Register-Guard’s smartphone strategy starts with responsive design platform
Ideas Blog | 12 December 2013
The Register-Guard’s decision to redesign its mobile-unfriendly site arose when its mobile traffic doubled in six months and smartphones began to quickly replace feature phones.
We had a mobile-unfriendly site for years. And we knew smartphone adoption was outpacing basic, cell phone adoption. The local mobile audience in this college town, home to the University of Oregon, is generally a very liberal, well-educated audience, but not an especially affluent city, despite a relatively high cost of living.
This is a “lifestyle area” where most people live because of proximity to the coast, the mountains, and the much larger city of Portland, Oregon.
Following a redesign that was four to five years in the planning, our mobile traffic has doubled in the months since its February, 2013, launch accounting for 30% of the Web site’s traffic.
The new site is built on a responsive-design platform and was done in-house for all screens.
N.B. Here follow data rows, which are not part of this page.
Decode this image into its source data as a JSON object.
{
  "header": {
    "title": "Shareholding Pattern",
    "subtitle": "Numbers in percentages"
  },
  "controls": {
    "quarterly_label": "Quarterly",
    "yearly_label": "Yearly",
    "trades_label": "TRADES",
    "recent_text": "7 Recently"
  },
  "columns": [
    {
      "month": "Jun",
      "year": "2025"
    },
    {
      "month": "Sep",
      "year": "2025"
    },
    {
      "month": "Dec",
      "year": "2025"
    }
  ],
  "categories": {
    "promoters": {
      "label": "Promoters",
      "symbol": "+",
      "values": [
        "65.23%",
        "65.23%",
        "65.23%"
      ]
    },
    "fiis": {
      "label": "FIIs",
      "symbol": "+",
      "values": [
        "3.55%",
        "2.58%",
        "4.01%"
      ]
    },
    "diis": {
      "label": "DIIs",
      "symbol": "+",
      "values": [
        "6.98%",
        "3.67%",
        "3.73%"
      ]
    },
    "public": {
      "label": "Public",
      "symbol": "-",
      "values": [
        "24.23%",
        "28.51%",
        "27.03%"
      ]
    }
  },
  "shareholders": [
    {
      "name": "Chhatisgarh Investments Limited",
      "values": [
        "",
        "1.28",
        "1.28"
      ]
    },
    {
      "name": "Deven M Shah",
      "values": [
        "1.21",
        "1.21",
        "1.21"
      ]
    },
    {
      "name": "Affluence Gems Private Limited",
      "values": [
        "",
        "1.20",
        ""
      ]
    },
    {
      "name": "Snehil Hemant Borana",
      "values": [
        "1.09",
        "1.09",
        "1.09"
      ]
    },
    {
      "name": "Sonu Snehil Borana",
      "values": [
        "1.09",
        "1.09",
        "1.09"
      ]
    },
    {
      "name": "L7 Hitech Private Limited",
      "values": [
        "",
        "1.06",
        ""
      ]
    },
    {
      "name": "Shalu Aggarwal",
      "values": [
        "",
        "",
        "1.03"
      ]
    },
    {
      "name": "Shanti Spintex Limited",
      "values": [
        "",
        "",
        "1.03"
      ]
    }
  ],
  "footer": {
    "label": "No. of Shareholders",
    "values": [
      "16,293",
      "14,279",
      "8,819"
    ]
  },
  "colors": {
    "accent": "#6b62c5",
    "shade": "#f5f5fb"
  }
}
Despite anticipating resistance to the change, response has been 90% positive. We’ve gotten a very good reaction, especially to the cleanliness of the look.
Along with the redesign came a change in the grid, which also changed display ad placement.
The Register-Guard continues to educate local advertisers and some agencies about how mobile advertising works since its redesign. Those efforts may have pre-empted screen-size bias. We haven’t gotten a lot of that. Size hasn’t been an issue so far.
While 30% of Register-Guard site traffic is mobile, 10% of advertisers that have mobile-specific ads also have ads for the desktop. My team is talking about providing mobile ad-creation technical services for advertisers. The staff stays up to date on the best ways to use the technology, including HTML 5 for better, more comprehensive document markup and use with mobile devices.
We are still trying to educate local advertisers and some agencies about how mobile advertising works. But more and more ask about mobile opportunities. Every new programme starts with mobile, and I think advertisers will come around to that line of thinking as well.
Although I would like to think newspapers have the jump on other media in mobile, the skeptic and realist in me thinks it unlikely that newspapers can do more than online-only giants and specialists.
I don’t expect U.S. newspapers will receive the lion’s share of mobile advertising, but we can probably do better than others in helping local businesses.
And we’ve already come up with a creative strategy for a local mall: The Register-Guard created a package that puts the mall’s ads on the Register-Guard site. Anyone within two miles of the mall sees only the mall’s ads, except for a few placements that run throughout the site. This may be our most aggressive use of targeting and technology so far.
The Register-Guard is monetising mobile traffic, already selling most ads in packages that include mobile.
For example, in 2011, the Register-Guard launched an app for the University of Oregon Ducks football team that has proven very successful. Among our advertisers is one that signed at a very high rate for an entire year and recently rebooked.
In its early life, it was a US$4 app. But when a sponsor complained about low acceptance, we removed the charge and downloads increased by a factor of 100. That app has been joined by a Ducks basketball app and a happy-hour app launched in partnership with a vendor.
Success with the mall venture will encourage other advertisers, and, I believe, we will see interest among others in the Ducks apps.
Where newspapers can do better than others in the mobile sector is in our own markets. We just have to be clever about what share we can get and help local businesses maximise marketplace opportunities.